Weather was perfect today for a practice session with temperatures in the low to mid 70s all morning. I had my Ruger Mark III with the Pac Lite barrel and compensator on it along with Hogue grips and my Mark IV with Alllchin compensator and Stoner grips. 

Both guns have the full Volquartsen Accurizine kits and the Mark IV has a Tandemkross Trigger. Each has a pull weight of 1 3/4 pounds and both have C-More Red Dot Sights on them.

I was testing for speed and accuracy at 15 yards using a 12 inch Splatterburst target for the first shot and 2 8 inch targets for followups. Speed was good, with most draw to first shot from the low ready being .8 to .9 seconds. I'm trying to get .7s so I still have a lot to practice.
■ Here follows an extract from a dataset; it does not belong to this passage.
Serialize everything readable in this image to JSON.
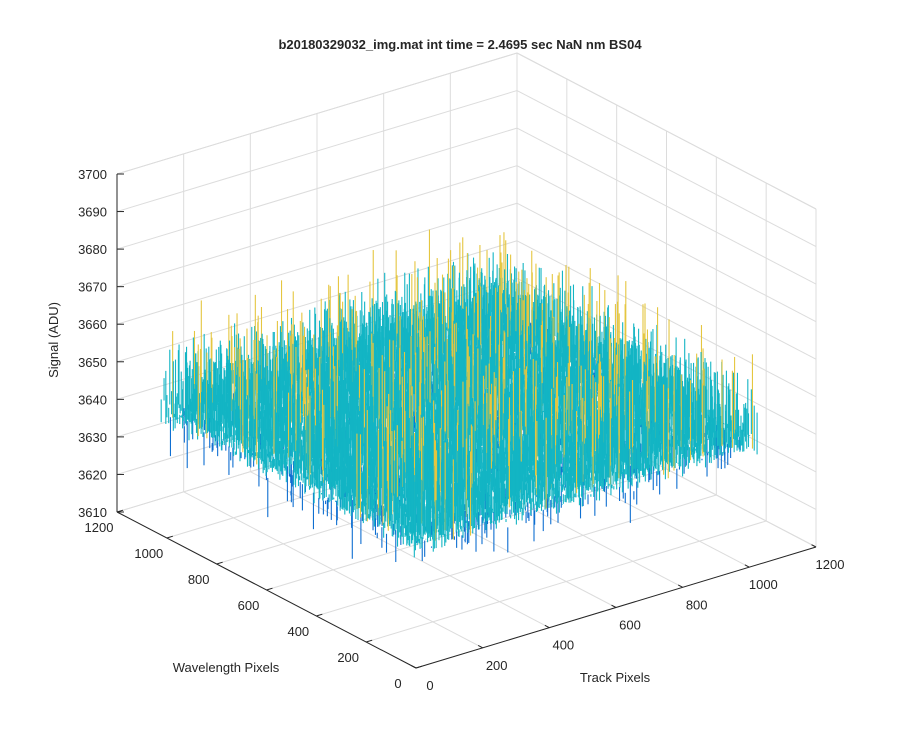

Accuracy for transitions to target 2 and three were very good. I started missing a few in the beginning but after only two tries all my shots hit the black targets. This is good practice for Steel Challenge Matches.

I put 200 CCI Mini Mags through the Mark IV Lite and all worked well. With the Mark III I was shooting Federal AutoMatch ammo and had 4 failures to fire. Cases stuck in the barrel and I needed a knife to pull them out. I fired a box of 325 and was pleased with their accuracy. Good ammo for practice but not good enough for matches.


----------